5 Haziran 2011 Pazar

Galatasaray Neden Şirketlerini Birleştirmek Zorundaydı?

Bildiğiniz gibi Galatasaray’da çok uzun zamandır gündemde olan şirket birleşmesi sağlandı. Senelerdir yapılması gereken ilk şey olarak haklı gerekçelerle önplana alınan bu konuyu beraberce tartışalım.

Şirket Yapıları

Galatasaray SK’ne bağlı şirketlerden iki tanesi GS Futbol AŞ ve GS Sportif AŞ’di. (Kuruluşu 1997) Galatasaray bu şirket modeline geçtikten sonra Nisan 2002’de borsaya kote olmuştur. Ancak olurken stratejik bir hata yapmış, nitekim o hatanın bedelini şirketleri birleştiremediğimiz sürece de fazlasıyla ödemiştir. (Yeri gelmişken belirtmekte fayda var; Beşiktaş JK hariç Fenerbahçe SK ve Trabzon SK’nın da borsaya açılım modeli bizimki ile aynıdır).

Şöyle ki;

Kulübün elde ettiği gelirleri ve kulübün çatısı altında kurulan şirketlerin sağladığı ticari kazançları, İMKB’ye kote edilen Sportif A.Ş.’ye devir edilmiş ve kulübün tüm giderleri ise kulüp bünyesinde bırakacak şekilde oluşturulan bir yapı ile borsaya açılınmıştır.

Yani tüm gelirler Sportif AŞ’ye, tüm giderler Futbol AŞ’ye verilmiştir. Böylece Futbol AŞ’deki zarar gün be gün büyürken, hissedarlarına temettü dağıtmak zorunda olan Sportif AŞ hiçbir gider göstermeden kemiksiz karın üzerine konmuştur. Sportif AŞ futbolculara ödenen bedellere bile elini sürmezken; yayın gelirleri, sponsorluk gelirleri, reklam gelirleri, lisansiye bedelleri, UEFA ve TFF’dan gelen gelirlerin tamamını mali tablolarına yansıtma kabiliyetine haizdi. Kısacası; finansman harcaması gerektirmeyen ve birçoğu vergiden muaf bu gelirler bizi ciddi temettülerle yüz yüze bırakmıştır.

Halka Arz

Nisan 2002’de GS Sportif AŞ’nin %16’sı borsaya kote edilmiştir. Bu halka arzın %65’i yurtdışında bu işle uğraşan şirketlerce alınmış, GSK kasasına 21 milyon $ gelir sağlanmıştır. Bu girdiye rağmen 2001-2006 döneminde toplam 62 milyon TL temettü dağıtılmak zorunda kalınmıştır.

2000 yılında Faruk Süren’in vizyon / stratejik ortak söylemleri ile ortaya attığı, çoğu kişinin de istikrar adına onayladığı AIG operasyonu yapılıştır.
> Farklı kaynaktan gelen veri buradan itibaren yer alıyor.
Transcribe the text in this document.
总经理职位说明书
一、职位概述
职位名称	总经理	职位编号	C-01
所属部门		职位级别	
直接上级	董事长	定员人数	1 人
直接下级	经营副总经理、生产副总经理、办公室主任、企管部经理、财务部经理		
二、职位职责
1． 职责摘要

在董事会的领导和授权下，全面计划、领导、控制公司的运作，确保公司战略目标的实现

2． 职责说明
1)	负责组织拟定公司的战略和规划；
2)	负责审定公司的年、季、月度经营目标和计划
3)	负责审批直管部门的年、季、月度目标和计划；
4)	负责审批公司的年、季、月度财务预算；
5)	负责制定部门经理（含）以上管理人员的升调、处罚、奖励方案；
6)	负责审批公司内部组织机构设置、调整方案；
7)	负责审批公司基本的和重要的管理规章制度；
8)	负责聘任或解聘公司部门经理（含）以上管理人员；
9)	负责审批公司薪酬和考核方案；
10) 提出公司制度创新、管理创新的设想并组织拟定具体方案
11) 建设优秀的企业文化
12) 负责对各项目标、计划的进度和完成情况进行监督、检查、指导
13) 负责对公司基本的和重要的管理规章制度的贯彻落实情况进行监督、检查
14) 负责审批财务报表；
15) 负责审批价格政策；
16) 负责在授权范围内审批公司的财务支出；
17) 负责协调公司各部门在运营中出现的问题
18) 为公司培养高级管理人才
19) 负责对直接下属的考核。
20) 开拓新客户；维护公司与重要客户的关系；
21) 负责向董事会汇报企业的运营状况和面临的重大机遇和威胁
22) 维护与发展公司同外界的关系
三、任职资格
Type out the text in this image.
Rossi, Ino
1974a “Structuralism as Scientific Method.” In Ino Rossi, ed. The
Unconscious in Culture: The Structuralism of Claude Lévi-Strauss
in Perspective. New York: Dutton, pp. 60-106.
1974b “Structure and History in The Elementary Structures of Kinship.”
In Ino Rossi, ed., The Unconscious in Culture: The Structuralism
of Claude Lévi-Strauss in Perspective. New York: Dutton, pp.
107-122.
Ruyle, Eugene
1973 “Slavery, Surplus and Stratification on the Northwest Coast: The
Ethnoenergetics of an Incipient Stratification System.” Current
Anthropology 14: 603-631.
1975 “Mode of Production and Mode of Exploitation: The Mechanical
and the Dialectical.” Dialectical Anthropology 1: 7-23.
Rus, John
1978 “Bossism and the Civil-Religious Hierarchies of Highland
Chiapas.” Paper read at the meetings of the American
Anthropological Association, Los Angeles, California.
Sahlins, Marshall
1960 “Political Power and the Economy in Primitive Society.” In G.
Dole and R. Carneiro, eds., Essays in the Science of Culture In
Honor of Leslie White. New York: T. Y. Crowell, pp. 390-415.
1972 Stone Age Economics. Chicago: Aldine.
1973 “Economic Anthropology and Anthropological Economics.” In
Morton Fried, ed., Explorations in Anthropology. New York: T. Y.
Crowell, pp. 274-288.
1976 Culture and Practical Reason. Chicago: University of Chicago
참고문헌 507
Yani GS Sportif AŞ’nin %21,05’i söz konusu ABD şirketine verilmiştir.

Sonraki süreçte kulüp bu hisseleri geriye almaya çalışmış, bu olay dava konusu olmuştur. Kulübün böylesi bir maddi külfetin altına girememesi sonrası şimdiki başkan Ünal Aysal devreye girerek söz konusu hisseleri 23.5 milyon $’a satın almıştır. Ancak ilerleyen dönemde GSK nakit olarak bu bedeli Aysal’a ödeyemediği için bu hisseler bir kez daha el değiştirmiştir. 38,6 milyon $’a yabacı kuruluşlara satılmıştır. (Nisan 2006)

Bu operasyon ve ikincil halka arz nedeniyle GSK’nün Sportif AŞ’deki hisse oranı %62,95’e düşmüştür.


QVT & Ünal Aysal

Uzunca bir süre bu hisselerin çoğu QVT isimli firmanın elindeydi. Hatta konuyla ilgili Galatasaray SK ilgili şirket ile davalık olmuştur. Ancak GSK İMKB’ye şirketlerin birleşmesi için gerekli başvuruyu yapmış, çıkan onayın ardından (hisse değeri 155 TL’den) tüm hisse sahiplerine çağrı yapılmıştır. Şirket birleşmesi için alınan karar sonrası en önemli adım bu hisselerin geri toplarken ortaya çıkan finansmanın sağlanması ve belki de daha önemlisi QVT ile anlaşılması olarak ortaya çıkmıştı. Bu sorun şirket birleşmesi öncesi halledildi.

Yakın dönemde şirketler birleştirilerek; futbolda oluşan gelir ve gideriyle halka açık olan bir şirket statüsüne gelmiş, yüksek temettü dağıtan sadece gelirleri içerisinde barındıran şirket yapısı ortadan kalkmıştır.